Compatibility Notes for CDH 5.1

General Notes

  • HBASE-8218 changes AggregationClient by replacing the byte[] tablename parameters with HTable table. This means that coprocessors compiled against CDH 5.0.x won't run or compile in CDH 5.1 and later.
  • In CDH 5.1 and later, delete* methods of the Delete class of the HBase Client API use the timestamp from the constructor, the same behavior as the Put class. (In previous versions, the delete* methods ignored the constructor's timestamp, and used the value of HConstants.LATEST_TIMESTAMP. This behavior was different from the behavior of the add() methods of the Put class.) See HBASE-10964.
  • In CDH 5.1 and newer, HBase introduces a new snapshot format (HBASE-7987).
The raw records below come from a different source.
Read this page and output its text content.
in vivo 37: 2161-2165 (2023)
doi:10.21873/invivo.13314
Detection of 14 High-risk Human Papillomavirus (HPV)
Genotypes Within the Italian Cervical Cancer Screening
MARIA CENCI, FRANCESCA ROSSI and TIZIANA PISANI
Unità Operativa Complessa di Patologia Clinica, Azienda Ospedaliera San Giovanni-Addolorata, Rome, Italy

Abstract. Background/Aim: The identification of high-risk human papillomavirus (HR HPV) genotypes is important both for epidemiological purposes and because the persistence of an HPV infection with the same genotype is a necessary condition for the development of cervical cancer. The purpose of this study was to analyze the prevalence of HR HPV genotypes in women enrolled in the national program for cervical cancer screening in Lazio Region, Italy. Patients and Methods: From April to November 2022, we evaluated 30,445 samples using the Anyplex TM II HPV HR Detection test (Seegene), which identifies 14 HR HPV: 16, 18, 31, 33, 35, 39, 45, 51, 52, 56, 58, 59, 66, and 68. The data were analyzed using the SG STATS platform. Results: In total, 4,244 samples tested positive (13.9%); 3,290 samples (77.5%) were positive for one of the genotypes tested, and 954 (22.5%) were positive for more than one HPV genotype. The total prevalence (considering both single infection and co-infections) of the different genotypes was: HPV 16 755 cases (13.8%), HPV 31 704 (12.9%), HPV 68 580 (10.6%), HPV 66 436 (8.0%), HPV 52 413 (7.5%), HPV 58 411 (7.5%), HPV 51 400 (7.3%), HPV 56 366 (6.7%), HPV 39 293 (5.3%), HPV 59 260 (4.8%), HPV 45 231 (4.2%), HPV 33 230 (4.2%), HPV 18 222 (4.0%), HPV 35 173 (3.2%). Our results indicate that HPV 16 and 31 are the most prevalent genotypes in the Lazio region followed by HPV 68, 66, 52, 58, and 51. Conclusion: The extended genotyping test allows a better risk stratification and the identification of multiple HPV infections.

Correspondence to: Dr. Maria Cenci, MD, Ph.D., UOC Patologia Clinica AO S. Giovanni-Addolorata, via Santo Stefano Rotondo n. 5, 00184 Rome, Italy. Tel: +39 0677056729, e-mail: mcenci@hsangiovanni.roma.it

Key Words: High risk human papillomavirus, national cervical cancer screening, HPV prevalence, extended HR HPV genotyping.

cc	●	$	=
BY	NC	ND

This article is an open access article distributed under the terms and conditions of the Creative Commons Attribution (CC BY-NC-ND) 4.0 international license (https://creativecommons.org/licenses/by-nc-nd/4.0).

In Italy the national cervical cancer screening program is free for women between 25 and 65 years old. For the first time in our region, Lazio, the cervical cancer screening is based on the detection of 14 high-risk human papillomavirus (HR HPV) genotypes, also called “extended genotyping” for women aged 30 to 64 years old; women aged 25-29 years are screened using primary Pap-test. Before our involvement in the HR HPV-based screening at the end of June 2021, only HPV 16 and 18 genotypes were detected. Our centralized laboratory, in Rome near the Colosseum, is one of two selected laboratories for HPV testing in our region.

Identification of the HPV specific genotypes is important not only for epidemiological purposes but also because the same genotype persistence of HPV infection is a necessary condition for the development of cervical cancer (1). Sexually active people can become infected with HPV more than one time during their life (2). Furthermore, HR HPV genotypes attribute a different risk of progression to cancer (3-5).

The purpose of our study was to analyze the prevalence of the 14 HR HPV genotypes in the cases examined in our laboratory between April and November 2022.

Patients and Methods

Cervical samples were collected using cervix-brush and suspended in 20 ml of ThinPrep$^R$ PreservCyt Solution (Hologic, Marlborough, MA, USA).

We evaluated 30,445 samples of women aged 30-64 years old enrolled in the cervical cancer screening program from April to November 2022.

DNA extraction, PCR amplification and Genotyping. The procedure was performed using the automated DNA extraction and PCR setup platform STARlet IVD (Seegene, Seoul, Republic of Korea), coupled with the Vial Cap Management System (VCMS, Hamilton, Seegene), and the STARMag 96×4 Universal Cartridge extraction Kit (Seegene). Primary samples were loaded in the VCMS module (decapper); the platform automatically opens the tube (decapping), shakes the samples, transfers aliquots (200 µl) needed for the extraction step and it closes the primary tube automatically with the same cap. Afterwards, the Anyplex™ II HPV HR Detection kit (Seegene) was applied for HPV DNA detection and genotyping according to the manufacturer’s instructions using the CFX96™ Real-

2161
A snapshot created in HBase 0.98 cannot be read by HBase 0.96. HBase 0.98 can read snapshots produced in previous versions of HBase, and no conversion is necessary.
  • In CDH 5.1, the default value for hbase.security.access.early_out was changed from true to false. A setting of true means that if a user is not granted access to a column family qualifier, the AccessController immediately throws an AccessDeniedException. This behavior change was reverted for CDH 5.2.

Developer Interface Changes

  • HTablePool is no longer supported in CDH 5.1 and later. The HConnection object is the replacement. You create the connection once and pass it around, as with the old table pool.
    HConnection connection = HConnectionManager.createConnection(config);
    HTableInterface table = connection.getTable(tableName);
    table.put(put);
    table.close();
    connection.close();
    You can set the hbase.hconnection.threads.max property in hbase-site.xml to control the pool size or you can pass an ExecutorService to HConnectionManager.createConnection().
    ExecutorService pool = ...;
    HConnection connection = HConnectionManager.createConnection(conf, pool);

Compatibility Notes for CDH 5 Beta Releases

The HBase client from CDH 5 Beta 1 is not wire compatible with CDH 5 Beta 2 because of changes introduced in HBASE-9612. As a consequence, CDH 5 Beta 1 users will not be able to execute a rolling upgrade to CDH 5 Beta 2 (or later). This patch unifies the way the HBase clients make requests and simplifies the internals, but breaks wire compatibility. Developers may need to recompile applications built upon the CDH 5 Beta 1 API.

As of CDH 5 Beta 1 (HBase 0.95), the value of hbase.regionserver.checksum.verify defaults to true; in earlier releases the default is false.

Compatibility between CDH Beta and Apache HBase Releases

  • Apache HBase 0.95.2 is not wire compatible with CDH 5 Beta 1 HBase 0.95.2.
  • Apache HBase 0.96.x should be wire compatible with CDH 5 Beta 2 HBase 0.96.1.1.